Search Before You Post – Proactively prevent the creation of duplicate communities and questions by taking a leaf out of UserVoice’s book, and prompt authors with results from a quick keyword search on the proposed question or community title so they can check there are no duplicates before creating it.


Much as Yammer has taken off within organisations as a whole, there are likely to be demographics which are missing out; communities that are potentially stalling; or users who are disengaging. Without access to the important underlying data and ways to dynamically visualise it, network and community admins will continue to struggle to address these issues.

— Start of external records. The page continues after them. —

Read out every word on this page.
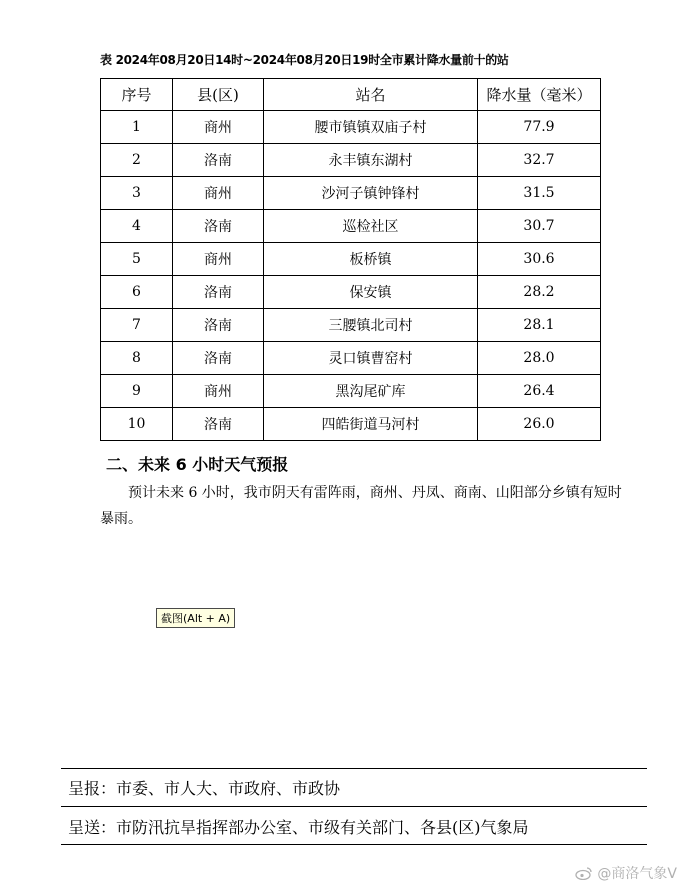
表 2024年08月20日14时~2024年08月20日19时全市累计降水量前十的站
序号	县(区)	站名	降水量（毫米）
1	商州	腰市镇镇双庙子村	77.9
2	洛南	永丰镇东湖村	32.7
3	商州	沙河子镇钟锋村	31.5
4	洛南	巡检社区	30.7
5	商州	板桥镇	30.6
6	洛南	保安镇	28.2
7	洛南	三腰镇北司村	28.1
8	洛南	灵口镇曹窑村	28.0
9	商州	黑沟尾矿库	26.4
10	洛南	四皓街道马河村	26.0
二、未来 6 小时天气预报
预计未来 6 小时，我市阴天有雷阵雨，商州、丹凤、商南、山阳部分乡镇有短时暴雨。
截图(Alt + A)
呈报：市委、市人大、市政府、市政协
呈送：市防汛抗旱指挥部办公室、市级有关部门、各县(区)气象局
@商洛气象V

Though SWOOP and TyGraph do a great job of this, for smaller organisations it can be an expensive sledgehammer to crack a nut. Two features for Yammer to work on would really help out here:

Allow admins to export a group members list – Finding which demographics are engaging with Yammer is critical to finding the ones that aren’t. Without being able to easily access a list of members, we can’t undertake the research needed to find out why those demographics aren’t engaging with the application

Allow group admins to monitor with Power BI – With the deprecation of Richard diZerega’s excellent Power BI reports from 2014, Yammer admins have struggled to provide effective, enterprise level analytics. Power BI is a world-class business intelligence solution provided by Microsoft, and it’s missing any connectors to Yammer. It’s eye-poppingly tragic this hasn’t been implemented, it would massively help both Yammer and Power BI to allow users to gather intelligence on enterprise social themselves. There are stacks of Yammer templates in PowerAutomate, why not Power BI?


Sometimes it’s the little things that make all the difference; notice how popular virtual backgrounds were in video conferencing apps? Yammer sucks at this; the only way to personalise the interface is to ‘favourite’ communities so they appear at the top of the left navigation. And though the discovery feed is personalised to me, it doesn’t feel like me personalising it. So, what to do? Yammer are thankfully building the ability to allow users to change the order of communities; here’s a few more to suggestions to upvote:

Allow dark mode on Yammer desktop application – Doesn’t everyone work in IT these days anyhow? Being able to choose a Yammer theme can do wonders for adoption (a workaround for this is to enable dark mode in MS Teams, then consume Yammer via the Teams App).

Allow creation of custom feeds – much as the Yammer discovery algorithm is a useful default, it won’t meet every use case. People need control over this; so options for naming, sorting, and filtering a custom feed will be incredibly useful.

Enable personalization of the right homepage column – the right column on the homepage is blank under the policy block – make use of this by allowing people to add widgets like a bookmarks section, tag cloud, my recent posts/files, recent messages from topics/people I’m following, upcoming events (when that gets built), suggested Communities to join, and so on.

Improved Notifications Settings – Though the current settings provide some level of control, I often find I’m getting overloaded with them from some communities I’m a peripheral member of, miss important conversations from people or topics I’m following that get posted into other communities, and receive a weekly ‘These conversations could help you get up to speed this week’ highlighting the most liked messages in the cheezeburger-lol-catz community. Please fix it by enabling more control over notifications…

Authoring and consuming

This is where the big improvements to the new Yammer came through; it’s a relative delight compared to the legacy interface. And with the ability to enable inline images being worked on, there’s not much more to achieve to ‘change the game’. One thing users are increasingly asking for is the ability to view uploaded 360 photos, mind.